Premiazione della Fondazione “Avvocato Pasquale Fratta”: le parole del sindaco Antonio Mirra ai premiati

Premiazione della fondazione Avvocato Pasquale Fratta le parole del sindaco Antonio Mirra ai premiati

Nella mattinata del 19 dicembre, presso la sala consiliare del Comune di Santa Maria Capua Vetere, si è tenuta la cerimonia di premiazione del concorso bandito dalla fondazione “Avvocato Pasquale Fratta” per l’assegnazione di 20 borse di studio a favore di studenti o ex studenti del Liceo Classico “Cneo Nevio” e degli studenti iscritti ad un qualsiasi corso universitario.

La fondazione, fortemente voluta dall’avvocato Pasquale Fratta, primo cittadino di Santa Maria Capua Vetere dal 1925 al 1934, da anni premia le capacità e la conoscenza acquisita dai giovani cittadini sammaritani.

In occasione della cerimonia di premiazione, il Sindaco Antonio Mirra, ha affermato che: “Affinché una persona, un uomo, una donna, sia libera e consapevole del mondo in cui vive è necessaria la consapevolezza data solo da una cosa, che si chiama cultura, si chiama conoscenza.

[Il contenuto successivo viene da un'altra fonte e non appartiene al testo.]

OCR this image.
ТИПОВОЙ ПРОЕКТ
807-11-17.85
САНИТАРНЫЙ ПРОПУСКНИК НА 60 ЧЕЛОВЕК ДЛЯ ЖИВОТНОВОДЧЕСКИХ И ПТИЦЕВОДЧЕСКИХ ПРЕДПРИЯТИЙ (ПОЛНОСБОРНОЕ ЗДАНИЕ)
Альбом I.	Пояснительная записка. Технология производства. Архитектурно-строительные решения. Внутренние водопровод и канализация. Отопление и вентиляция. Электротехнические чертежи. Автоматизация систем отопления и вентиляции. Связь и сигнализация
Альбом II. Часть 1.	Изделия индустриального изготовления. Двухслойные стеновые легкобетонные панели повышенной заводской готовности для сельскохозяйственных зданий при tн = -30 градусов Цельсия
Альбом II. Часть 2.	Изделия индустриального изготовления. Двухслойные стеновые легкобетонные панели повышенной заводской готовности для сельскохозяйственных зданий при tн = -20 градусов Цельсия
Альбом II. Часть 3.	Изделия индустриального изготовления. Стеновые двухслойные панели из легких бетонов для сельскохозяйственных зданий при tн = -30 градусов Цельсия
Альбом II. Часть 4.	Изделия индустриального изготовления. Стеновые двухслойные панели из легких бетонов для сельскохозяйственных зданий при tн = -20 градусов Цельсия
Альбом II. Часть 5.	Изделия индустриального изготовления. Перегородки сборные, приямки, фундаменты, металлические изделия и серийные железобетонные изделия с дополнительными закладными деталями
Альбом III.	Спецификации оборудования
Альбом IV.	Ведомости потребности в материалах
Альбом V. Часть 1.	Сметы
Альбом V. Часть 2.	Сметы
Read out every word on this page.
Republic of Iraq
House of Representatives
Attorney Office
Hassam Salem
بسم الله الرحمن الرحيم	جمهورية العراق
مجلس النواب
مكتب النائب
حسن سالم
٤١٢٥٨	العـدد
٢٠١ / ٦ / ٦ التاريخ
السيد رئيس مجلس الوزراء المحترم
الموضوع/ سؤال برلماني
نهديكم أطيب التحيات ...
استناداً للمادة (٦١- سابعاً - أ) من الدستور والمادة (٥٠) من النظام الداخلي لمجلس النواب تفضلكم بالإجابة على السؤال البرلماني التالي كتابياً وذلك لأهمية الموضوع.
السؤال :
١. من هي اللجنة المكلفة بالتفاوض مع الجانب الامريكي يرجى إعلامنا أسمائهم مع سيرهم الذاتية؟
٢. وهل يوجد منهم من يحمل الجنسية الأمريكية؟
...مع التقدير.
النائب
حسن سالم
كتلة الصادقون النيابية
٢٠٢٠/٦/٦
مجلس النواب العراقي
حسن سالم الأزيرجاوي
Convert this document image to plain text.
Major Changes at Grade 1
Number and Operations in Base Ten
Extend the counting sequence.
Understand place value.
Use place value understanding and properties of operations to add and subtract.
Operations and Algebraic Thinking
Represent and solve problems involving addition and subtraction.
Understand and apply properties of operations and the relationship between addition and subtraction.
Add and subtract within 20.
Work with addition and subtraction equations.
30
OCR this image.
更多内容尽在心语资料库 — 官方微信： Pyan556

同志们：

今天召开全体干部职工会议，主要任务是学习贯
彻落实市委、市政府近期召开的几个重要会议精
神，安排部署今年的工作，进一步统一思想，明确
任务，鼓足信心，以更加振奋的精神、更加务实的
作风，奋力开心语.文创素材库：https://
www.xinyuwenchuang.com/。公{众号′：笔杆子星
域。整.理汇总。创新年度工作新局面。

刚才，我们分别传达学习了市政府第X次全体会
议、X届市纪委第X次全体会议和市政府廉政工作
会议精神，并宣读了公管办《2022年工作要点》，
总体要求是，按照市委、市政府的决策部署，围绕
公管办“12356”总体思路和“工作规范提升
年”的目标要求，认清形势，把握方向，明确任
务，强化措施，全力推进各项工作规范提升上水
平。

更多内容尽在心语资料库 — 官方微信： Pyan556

Quindi questo non fermarci in questa fase, questa resilienza, cioè resistere e ripartire, significa proprio questo in questa fase, resistere alla pandemia con tutte le nostre forze, con tutta la nostra attenzione, con tutto il nostro amore verso le persone vulnerabili, che sono le persone anziane e che sono la stragrande maggioranza delle vittime. E allora dobbiamo fare questa attenzione  la dobbiamo fare per loro. ”

“Il fatto che a noi giovani, – ha aggiunto Mirra – non ha portato grandi effetti, perché ad una certa età si resiste molto bene, non dobbiamo pensare nemmeno per un attimo che sia una cosa da prendere sotto gamba, che sia come un’influenza. Il problema non è questo, ma la trasmissibilità ai nostri cari. Continuate ad investire nella conoscenza, nello studio, nel nostro futuro: questo è un esempio che ci arriva da questa fondazione, di chi ha amato questa città ed ha voluto lasciare un ricordo legato all’impegno, allo studio e ad una resilienza di vita.”

“Affrontare la vita con lo spirito di voler guardare all’orizzonte ha concluso il primo cittadino – che sia una conoscenza, che sia una cultura, che sia avere quel bagaglio di esperienza scolastica e universitaria che è fondamentale per avere ben chiaro quale è il proprio percorso nella vita. Poi arriverà quel giorno in cui il percorso si renderà ridente ai nostri occhi, magari oggi un po’ meno perché le fasi come questa, storicamente, sono state sempre rappresentate da una sensazione di incertezza. In questo Natale in cui siamo tutti incerti sul nostro presente e futuro, se abbiamo la capacità, invece, di vivere questo presente con la certezza che ci sarà un futuro importante, questo aiuta tantissimo.”

Ricordiamo inoltre che il bando di concorso per l’anno seguente è in scadenza il 31 dicembre.